Do You Struggle With Just the Thought of Exercise?

exercise Nov 01, 2018
 

 

Do you ever struggle with even the thought of “E”? (otherwise known as exercise?)

That was my story for decades.  Having bought into a lie that “I was smart but a klutz”, I avoided “E” for years.  Once I turned 50 I started looking at my clients in their 60s and 70s.  I could see where I was headed and it wasn’t a pretty picture.  I decided it was time to face the “E” word and get moving.

Fortunately I had a coach and mentor in Shelly Dowling who helped me with brain integration, rehab basic movements I had lost (if I had ever had them) and keep it very easy.  This was years before we knew about Z-Health but her experience made a huge difference for me.

Over the years, I’ve discovered some basic strategies that have helped me and many clients. 

 

 #1  Look at your beliefs and experiences

In this week’s video I shared my story for a reason.  I had a belief that said that movement wasn’t safe.  I learned that belief with my failed attempts to learn to skip in kindergarten and when I fell down the steps on the bus and landed in a mud puddle in front of my friends. It took time to disconnect my brain from my interpretation of those experiences, but I did!

Through our work with Z-Health we’ve now added a great set of skills to our coaching to help people much more easily and quickly get through what took me many, many years to overcome!

 

#2  A Should or Desire?

When movement and exercise are a should, the brain sees it as hard and will usually sabotage you as quickly as possible to get it off the daily agenda.  When it is a desire, the brain looks for ways to make it happen!

Once I got clear that my sedentary lifestyle would destroy my freedom of movement and make me a burden to Anna and Forest, I had the fuel and the desire to find ways to move and exercise!  My desire to move well continues to give me clarity and motivation!  That keeps me motivated when I’m tempted to skip out.

 

#3  Have a Coach/Mentor

If something isn’t working, it means the best you can do isn’t what your brain requires.  Having a coach who can work with your body and your brain (understands neurology) is essential.  Shelly was the first of many coaches and trainers that I worked with.

I did come to realize that trainers who had the mindset of no pain no gainweren’t a lot of help.  My Z-Health training has now given me the skills to identify trainers who can actually be helpful to me in achieving the results I desire!  

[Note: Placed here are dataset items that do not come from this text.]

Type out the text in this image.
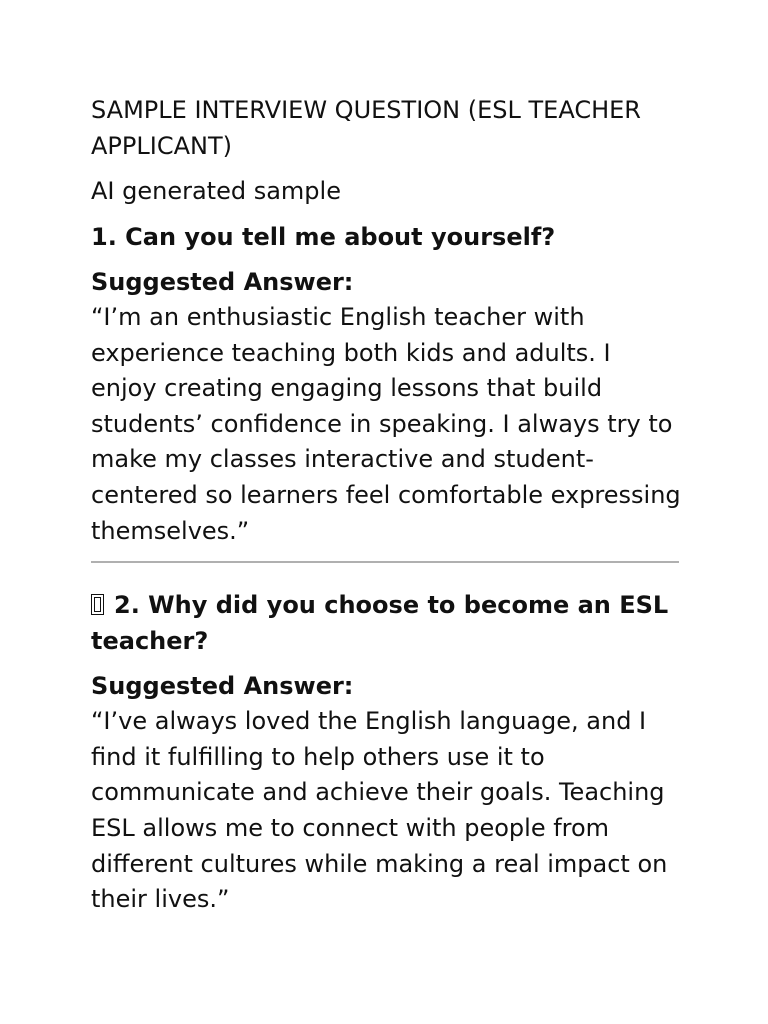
SAMPLE INTERVIEW QUESTION (ESL TEACHER APPLICANT)

AI generated sample

1. Can you tell me about yourself?

Suggested Answer:

“I’m an enthusiastic English teacher with experience teaching both kids and adults. I enjoy creating engaging lessons that build students’ confidence in speaking. I always try to make my classes interactive and student-centered so learners feel comfortable expressing themselves.”

2. Why did you choose to become an ESL teacher?

Suggested Answer:

“I’ve always loved the English language, and I find it fulfilling to help others use it to communicate and achieve their goals. Teaching ESL allows me to connect with people from different cultures while making a real impact on their lives.”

I’ve also discovered that I actually know a lot about my brain and how to work with my body and I’ve been able to greatly improve the effectiveness of my workouts!  This is exemplified in the pull upstory at the end of video - - a huge triumph for me!

 

#4  Have a Address! 

What does that mean?  I have a time of day and a length of time for my exercise – 7-8:00 a.m. Monday through Friday.  Occasionally I add an extra day, but my commitment is to those 5 days.  I know what I’m going to do and commit to my neural movements (found in the first 12 lessons of EASY) and my Z-Drills: they move virtually every joint in my body, as well as my eyes, and just wake up my body.  I love how my brain loves those moves and how they make me feel.  From there I do other exercises and keep them varied to keep my brain interested.

The result? At age 65 I truly feel that I’m in the best shape of my life.  Remember, I started out from a lifetime of not being in shape – If I can do it, so can you!

I hope you enjoy the stories and details found in the video.


Remember your brain loves EASY, baby steps and results!  When that is applied to movement and exercise, you will be amazed at how EASY it is to start, maintain and see results!